Example of Successful Conversion Verification

Here is part of the output of forward_pass_logit_checker for the gemma2-2b.

--- Prompt: What is the ---

--- MaxText model top 10 tokens ---
| Token ID   | Token                | Score      |
|------------|----------------------|------------|
| 5830       | difference           | 27.2500    |
| 1963       | best                 | 26.6250    |
| 5316       | average              | 26.3750    |
| 2669       | change               | 26.1250    |
| 12070      | percentage           | 26.1250    |
| 1618       | value                | 25.8750    |
| 1546       | most                 | 25.7500    |
| 66202      | molar                | 25.5000    |
| 3051       | total                | 25.5000    |
| 1503       | name                 | 25.3750    |


--- HF model top 10 tokens ---
| Token ID   | Token                | Score      |
|------------|----------------------|------------|
| 5830       | difference           | 27.2500    |
| 1963       | best                 | 26.6250    |
| 5316       | average              | 26.3750    |
| 12070      | percentage           | 26.1250    |
| 2669       | change               | 26.1250    |
| 1618       | value                | 25.8750    |
| 1546       | most                 | 25.7500    |
| 66202      | molar                | 25.5000    |
| 3051       | total                | 25.5000    |
| 6187       | purpose              | 25.3750    |


--- Similarity Metrics of Top Tokens ---
| Metric                         | Value                |
|--------------------------------|----------------------|
| overlap_count                  | 9/10                 |
| jaccard_similarity             | 0.8181818181818182   |
| rank_agreement_percentage      | 70.0                 |


Average KL divergence per token (D_KL(P_golden || Q_model)): 0.000409

Max KL divergence for a single token in the set: 0.003497

Troubleshooting and Development

Adding New Models

To extend conversion support to a new model architecture, you must define its specific parameter and configuration mappings. The conversion logic is decoupled, so you only need to modify the mapping files.

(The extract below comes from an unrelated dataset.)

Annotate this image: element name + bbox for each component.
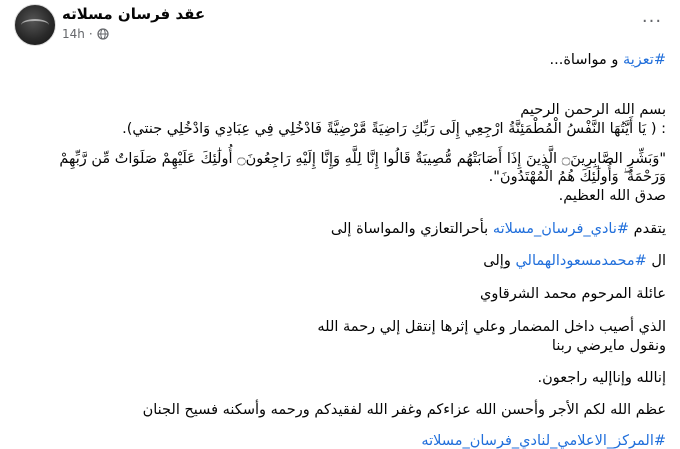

  1. Add parameter mappings:
  • In utils/param_mapping.py, add the parameter name mappings(def {MODEL}_MAXTEXT_TO_HF_PARAM_MAPPING). This is the 1-to-1 mappings of parameters names per layer.

  • In utils/param_mapping.py, add the hook_fn logic (def {MODEL}_MAXTEXT_TO_HF_PARAM_HOOK_FN). This is the transformation needed per layer.

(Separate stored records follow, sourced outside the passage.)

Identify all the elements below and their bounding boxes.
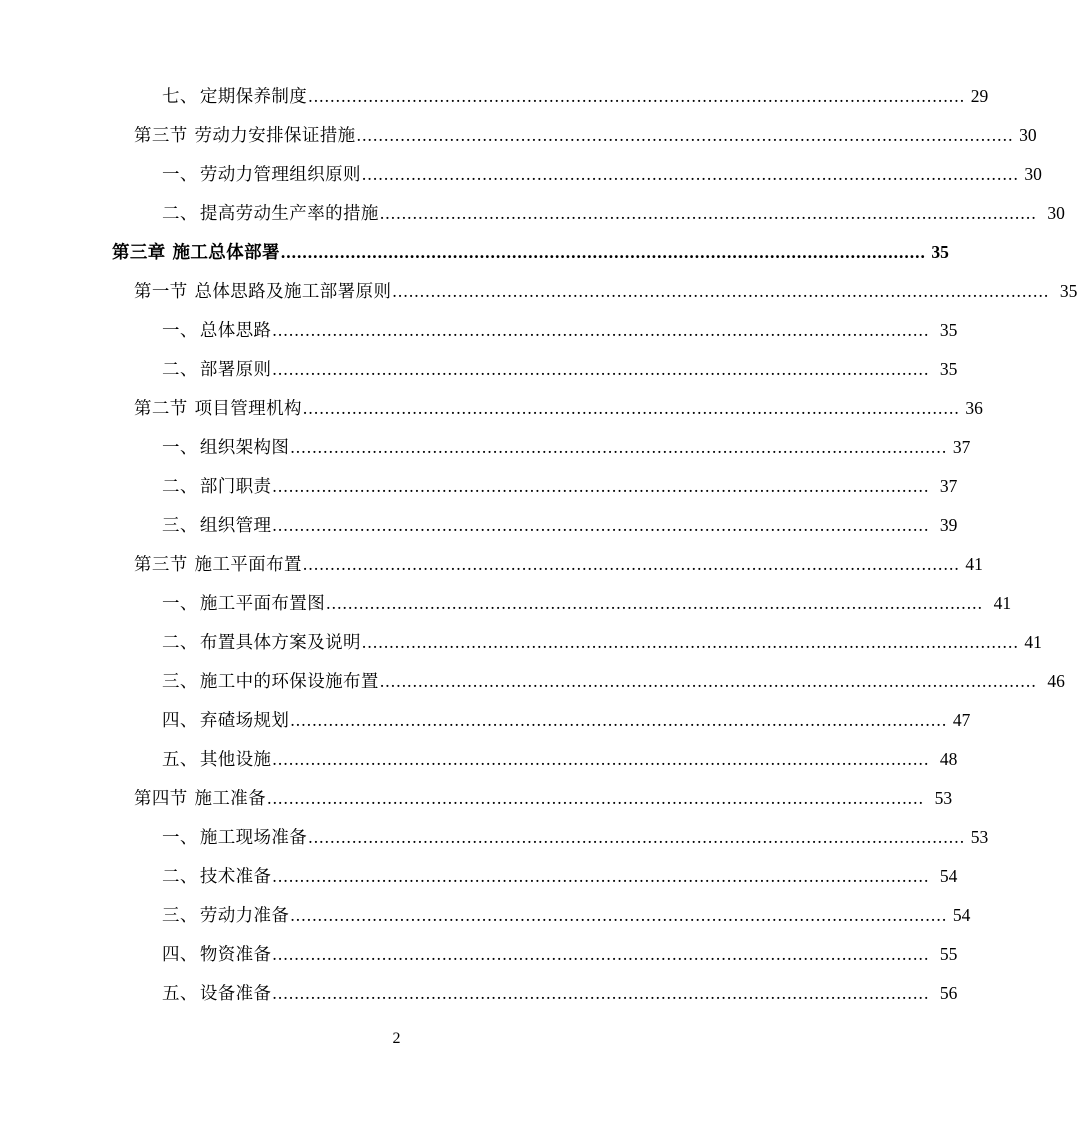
toc-entry-title: 施工总体部署 — [172, 242, 280, 262]
toc-entry-page: 55 — [939, 944, 958, 964]
toc-entry-label — [162, 88, 307, 106]
toc-entry-label — [162, 166, 361, 184]
toc-leader-dots: ........................................................................................................................ — [326, 593, 984, 613]
toc-entry-title: 技术准备 — [199, 866, 272, 886]
toc-entry-title: 劳动力准备 — [199, 905, 290, 925]
toc-entry-title: 其他设施 — [199, 749, 272, 769]
toc-entry-label — [162, 751, 271, 769]
toc-entry-title: 施工平面布置图 — [199, 593, 326, 613]
toc-entry-page: 37 — [952, 437, 971, 457]
toc-leader-dots: ........................................................................................................................ — [280, 242, 926, 262]
toc-entry[interactable] — [112, 983, 958, 1024]
toc-entry-number: 四、 — [162, 944, 198, 964]
toc-leader-dots: ........................................................................................................................ — [290, 437, 948, 457]
toc-entry-number: 一、 — [162, 827, 198, 847]
toc-leader-dots: ........................................................................................................................ — [272, 983, 930, 1003]
toc-entry[interactable] — [112, 632, 1042, 673]
toc-entry-title: 项目管理机构 — [194, 398, 302, 418]
toc-entry-number: 第三节 — [134, 554, 188, 574]
toc-entry-number: 第四节 — [134, 788, 188, 808]
toc-entry-title: 施工中的环保设施布置 — [199, 671, 379, 691]
toc-entry-number: 第三节 — [134, 125, 188, 145]
toc-entry-label — [162, 985, 271, 1003]
toc-leader-dots: ........................................................................................................................ — [308, 827, 966, 847]
toc-entry-label — [134, 556, 302, 574]
toc-entry-page: 56 — [939, 983, 958, 1003]
toc-entry-page: 41 — [1024, 632, 1042, 652]
toc-entry-page: 29 — [970, 86, 989, 106]
toc-entry-title: 组织管理 — [199, 515, 272, 535]
toc-entry-title: 组织架构图 — [199, 437, 290, 457]
toc-leader-dots: ........................................................................................................................ — [272, 944, 930, 964]
toc-entry-title: 总体思路 — [199, 320, 272, 340]
toc-leader-dots: ........................................................................................................................ — [272, 866, 930, 886]
toc-entry-page: 46 — [1047, 671, 1065, 691]
toc-entry[interactable] — [112, 86, 989, 127]
table-of-contents — [112, 86, 1077, 1024]
toc-leader-dots: ........................................................................................................................ — [290, 710, 948, 730]
toc-leader-dots: ........................................................................................................................ — [290, 905, 948, 925]
toc-entry-title: 提高劳动生产率的措施 — [199, 203, 379, 223]
toc-entry[interactable] — [112, 944, 958, 985]
toc-entry-label — [134, 400, 302, 418]
toc-entry-number: 四、 — [162, 710, 198, 730]
toc-entry[interactable] — [112, 281, 1077, 322]
toc-entry-page: 47 — [952, 710, 971, 730]
toc-entry[interactable] — [112, 125, 1037, 166]
toc-entry-title: 部门职责 — [199, 476, 272, 496]
toc-entry[interactable] — [112, 398, 983, 439]
toc-leader-dots: ........................................................................................................................ — [272, 515, 930, 535]
page-number: 2 — [392, 1030, 401, 1047]
toc-entry-label — [134, 127, 356, 145]
toc-entry-title: 弃碴场规划 — [199, 710, 290, 730]
toc-entry[interactable] — [112, 437, 971, 478]
toc-entry-number: 五、 — [162, 749, 198, 769]
toc-leader-dots: ........................................................................................................................ — [302, 398, 960, 418]
toc-leader-dots: ........................................................................................................................ — [308, 86, 966, 106]
toc-entry-label — [112, 244, 280, 262]
toc-entry-page: 37 — [939, 476, 958, 496]
toc-entry-page: 39 — [939, 515, 958, 535]
toc-entry-title: 施工平面布置 — [194, 554, 302, 574]
toc-entry-page: 35 — [939, 320, 958, 340]
toc-entry-title: 施工现场准备 — [199, 827, 308, 847]
toc-leader-dots: ........................................................................................................................ — [302, 554, 960, 574]
toc-entry-page: 35 — [931, 242, 949, 262]
toc-entry[interactable] — [112, 905, 971, 946]
toc-entry[interactable] — [112, 827, 989, 868]
toc-leader-dots: ........................................................................................................................ — [272, 476, 930, 496]
toc-entry-number: 二、 — [162, 632, 198, 652]
toc-entry-number: 一、 — [162, 593, 198, 613]
toc-leader-dots: ........................................................................................................................ — [272, 320, 930, 340]
toc-entry-page: 30 — [1024, 164, 1042, 184]
toc-entry-page: 54 — [939, 866, 958, 886]
toc-entry-title: 劳动力安排保证措施 — [194, 125, 356, 145]
toc-entry-number: 二、 — [162, 359, 198, 379]
toc-entry-page: 48 — [939, 749, 958, 769]
toc-leader-dots: ........................................................................................................................ — [361, 632, 1019, 652]
toc-leader-dots: ........................................................................................................................ — [392, 281, 1050, 301]
toc-entry-title: 总体思路及施工部署原则 — [194, 281, 392, 301]
toc-entry-number: 一、 — [162, 437, 198, 457]
toc-entry-page: 53 — [970, 827, 989, 847]
toc-entry-number: 第一节 — [134, 281, 188, 301]
toc-entry-title: 施工准备 — [194, 788, 267, 808]
toc-entry-number: 第二节 — [134, 398, 188, 418]
toc-entry[interactable] — [112, 320, 958, 361]
toc-entry-page: 36 — [965, 398, 983, 418]
toc-entry-label — [162, 478, 271, 496]
toc-entry-page: 53 — [934, 788, 953, 808]
toc-entry-number: 五、 — [162, 983, 198, 1003]
toc-entry-number: 三、 — [162, 671, 198, 691]
toc-entry-page: 41 — [993, 593, 1012, 613]
toc-entry-number: 一、 — [162, 164, 198, 184]
toc-entry-label — [162, 829, 307, 847]
toc-entry-label — [162, 634, 361, 652]
toc-entry[interactable] — [112, 242, 949, 283]
toc-entry[interactable] — [112, 749, 958, 790]
toc-entry-number: 二、 — [162, 866, 198, 886]
toc-entry-label — [134, 790, 266, 808]
toc-entry-label — [162, 673, 379, 691]
toc-entry-label — [162, 361, 271, 379]
toc-leader-dots: ........................................................................................................................ — [272, 749, 930, 769]
toc-entry[interactable] — [112, 476, 958, 517]
toc-entry-label — [162, 322, 271, 340]
toc-entry-number: 二、 — [162, 203, 198, 223]
toc-entry[interactable] — [112, 203, 1065, 244]
toc-entry-label — [162, 907, 289, 925]
toc-leader-dots: ........................................................................................................................ — [267, 788, 925, 808]
toc-entry-page: 54 — [952, 905, 971, 925]
toc-entry-page: 30 — [1047, 203, 1065, 223]
toc-entry[interactable] — [112, 515, 958, 556]
toc-entry-page: 30 — [1019, 125, 1037, 145]
toc-entry-number: 二、 — [162, 476, 198, 496]
toc-entry-page: 35 — [1059, 281, 1077, 301]
toc-entry[interactable] — [112, 866, 958, 907]
toc-entry-title: 物资准备 — [199, 944, 272, 964]
toc-entry[interactable] — [112, 710, 971, 751]
toc-entry-page: 35 — [939, 359, 958, 379]
toc-entry[interactable] — [112, 164, 1042, 205]
toc-entry[interactable] — [112, 671, 1065, 712]
toc-entry-label — [162, 205, 379, 223]
toc-entry[interactable] — [112, 359, 958, 400]
toc-entry-number: 一、 — [162, 320, 198, 340]
toc-leader-dots: ........................................................................................................................ — [379, 671, 1037, 691]
toc-entry-number: 三、 — [162, 905, 198, 925]
toc-entry-title: 布置具体方案及说明 — [199, 632, 361, 652]
toc-leader-dots: ........................................................................................................................ — [361, 164, 1019, 184]
toc-entry-number: 第三章 — [112, 242, 166, 262]
toc-leader-dots: ........................................................................................................................ — [379, 203, 1037, 223]
toc-entry-label — [134, 283, 391, 301]
toc-leader-dots: ........................................................................................................................ — [356, 125, 1014, 145]
toc-entry[interactable] — [112, 554, 983, 595]
toc-entry-label — [162, 712, 289, 730]
toc-entry-label — [162, 595, 325, 613]
toc-entry-number: 三、 — [162, 515, 198, 535]
toc-entry-title: 劳动力管理组织原则 — [199, 164, 361, 184]
toc-entry-label — [162, 517, 271, 535]
toc-entry-title: 定期保养制度 — [199, 86, 308, 106]
toc-leader-dots: ........................................................................................................................ — [272, 359, 930, 379]
toc-entry-title: 设备准备 — [199, 983, 272, 1003]
toc-entry-label — [162, 868, 271, 886]
toc-entry-label — [162, 439, 289, 457]
toc-entry[interactable] — [112, 593, 1012, 634]
toc-entry-title: 部署原则 — [199, 359, 272, 379]
toc-entry-label — [162, 946, 271, 964]
toc-entry[interactable] — [112, 788, 953, 829]
toc-entry-page: 41 — [965, 554, 983, 574]
toc-entry-number: 七、 — [162, 86, 198, 106]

  1. Add Hugging Face weights Shape: In utils/globals.py, define the tensor shape of Hugging Face format (def {MODEL}_HF_WEIGHTS_TO_SHAPE). This is used to ensure the tensor shape is matched after to_huggingface conversion.

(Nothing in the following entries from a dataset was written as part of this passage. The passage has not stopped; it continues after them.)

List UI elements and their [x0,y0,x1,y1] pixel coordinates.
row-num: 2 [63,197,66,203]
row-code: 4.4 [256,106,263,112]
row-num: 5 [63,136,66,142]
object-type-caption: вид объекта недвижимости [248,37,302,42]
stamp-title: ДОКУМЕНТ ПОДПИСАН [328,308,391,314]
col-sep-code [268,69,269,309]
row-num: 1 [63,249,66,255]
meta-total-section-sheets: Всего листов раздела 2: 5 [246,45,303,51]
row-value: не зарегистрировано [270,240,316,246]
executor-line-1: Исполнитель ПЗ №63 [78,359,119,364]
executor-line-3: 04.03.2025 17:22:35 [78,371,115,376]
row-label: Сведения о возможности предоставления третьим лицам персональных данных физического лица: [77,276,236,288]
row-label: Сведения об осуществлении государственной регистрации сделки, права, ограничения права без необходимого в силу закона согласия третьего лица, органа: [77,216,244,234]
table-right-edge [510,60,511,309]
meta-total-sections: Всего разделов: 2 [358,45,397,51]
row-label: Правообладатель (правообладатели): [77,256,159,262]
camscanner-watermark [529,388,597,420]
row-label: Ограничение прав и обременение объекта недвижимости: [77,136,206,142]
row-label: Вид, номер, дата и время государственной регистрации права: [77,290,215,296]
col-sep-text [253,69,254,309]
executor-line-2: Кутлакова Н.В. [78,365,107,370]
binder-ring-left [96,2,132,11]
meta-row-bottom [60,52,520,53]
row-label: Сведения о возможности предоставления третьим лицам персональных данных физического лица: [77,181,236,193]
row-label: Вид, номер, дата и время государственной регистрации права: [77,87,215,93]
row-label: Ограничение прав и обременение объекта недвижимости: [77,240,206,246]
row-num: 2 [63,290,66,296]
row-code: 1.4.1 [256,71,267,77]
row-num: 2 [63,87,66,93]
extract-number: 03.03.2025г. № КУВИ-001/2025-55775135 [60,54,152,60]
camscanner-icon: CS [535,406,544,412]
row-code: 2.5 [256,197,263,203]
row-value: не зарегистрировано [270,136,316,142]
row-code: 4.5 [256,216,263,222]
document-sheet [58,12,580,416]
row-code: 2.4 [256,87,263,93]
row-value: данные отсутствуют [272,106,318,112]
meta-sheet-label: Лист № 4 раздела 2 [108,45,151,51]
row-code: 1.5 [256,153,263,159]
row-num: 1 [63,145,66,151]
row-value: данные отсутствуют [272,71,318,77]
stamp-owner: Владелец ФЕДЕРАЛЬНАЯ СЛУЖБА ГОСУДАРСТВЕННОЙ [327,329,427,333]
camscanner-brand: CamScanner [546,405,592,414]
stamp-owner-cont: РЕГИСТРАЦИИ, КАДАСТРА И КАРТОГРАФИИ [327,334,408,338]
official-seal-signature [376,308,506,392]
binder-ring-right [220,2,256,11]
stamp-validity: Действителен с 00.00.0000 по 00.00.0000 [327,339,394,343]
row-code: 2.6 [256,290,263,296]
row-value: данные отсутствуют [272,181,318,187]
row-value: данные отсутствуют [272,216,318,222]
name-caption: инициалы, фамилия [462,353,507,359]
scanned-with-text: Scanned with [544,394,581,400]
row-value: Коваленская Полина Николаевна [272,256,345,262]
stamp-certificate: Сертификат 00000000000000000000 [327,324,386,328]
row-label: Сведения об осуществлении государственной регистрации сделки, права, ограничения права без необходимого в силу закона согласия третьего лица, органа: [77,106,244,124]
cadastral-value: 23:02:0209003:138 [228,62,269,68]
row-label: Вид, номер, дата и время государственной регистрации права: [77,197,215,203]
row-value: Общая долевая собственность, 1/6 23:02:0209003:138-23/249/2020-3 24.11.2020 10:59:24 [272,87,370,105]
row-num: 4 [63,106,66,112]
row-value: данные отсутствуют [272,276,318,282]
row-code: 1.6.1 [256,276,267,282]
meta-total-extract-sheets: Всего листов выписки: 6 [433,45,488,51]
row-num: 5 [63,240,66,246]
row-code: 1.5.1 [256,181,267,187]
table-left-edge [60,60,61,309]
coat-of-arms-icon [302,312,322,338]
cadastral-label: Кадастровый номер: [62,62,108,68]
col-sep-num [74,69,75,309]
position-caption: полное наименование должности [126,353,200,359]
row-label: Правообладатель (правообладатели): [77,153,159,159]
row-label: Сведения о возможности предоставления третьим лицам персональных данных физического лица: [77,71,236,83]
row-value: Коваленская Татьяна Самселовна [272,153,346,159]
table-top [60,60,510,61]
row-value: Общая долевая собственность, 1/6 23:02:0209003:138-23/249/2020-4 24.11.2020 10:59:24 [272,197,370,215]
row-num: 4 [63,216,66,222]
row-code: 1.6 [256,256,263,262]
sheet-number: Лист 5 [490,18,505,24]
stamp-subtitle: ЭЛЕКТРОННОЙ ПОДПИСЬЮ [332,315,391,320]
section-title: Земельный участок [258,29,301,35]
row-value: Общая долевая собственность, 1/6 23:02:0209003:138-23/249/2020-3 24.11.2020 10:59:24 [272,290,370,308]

  2. Register model key: In utils/utils.py, add the new model key in HF_IDS.

  3. Add transformer config: In utils/hf_model_configs.py, add the transformers.Config object, describing the Hugging Face model configuration (defined in src/maxtext/configs/models). This configuration must precisely match the MaxText model's architecture.

Here is an example PR to add support for gemma3 multi-modal model.

Common Errors

  • "Type ShapeDtypeStruct is not a valid JAX type": Usually caused by a mismatch in the scan_layers flag.

  • If the converted checkpoint loads without errors but produces nonsensical output, likely an error in the Q/K/V weight reshaping logic during conversion.

  • If the model generates repetitive text sequences, check if layer normalization parameters were mapped correctly.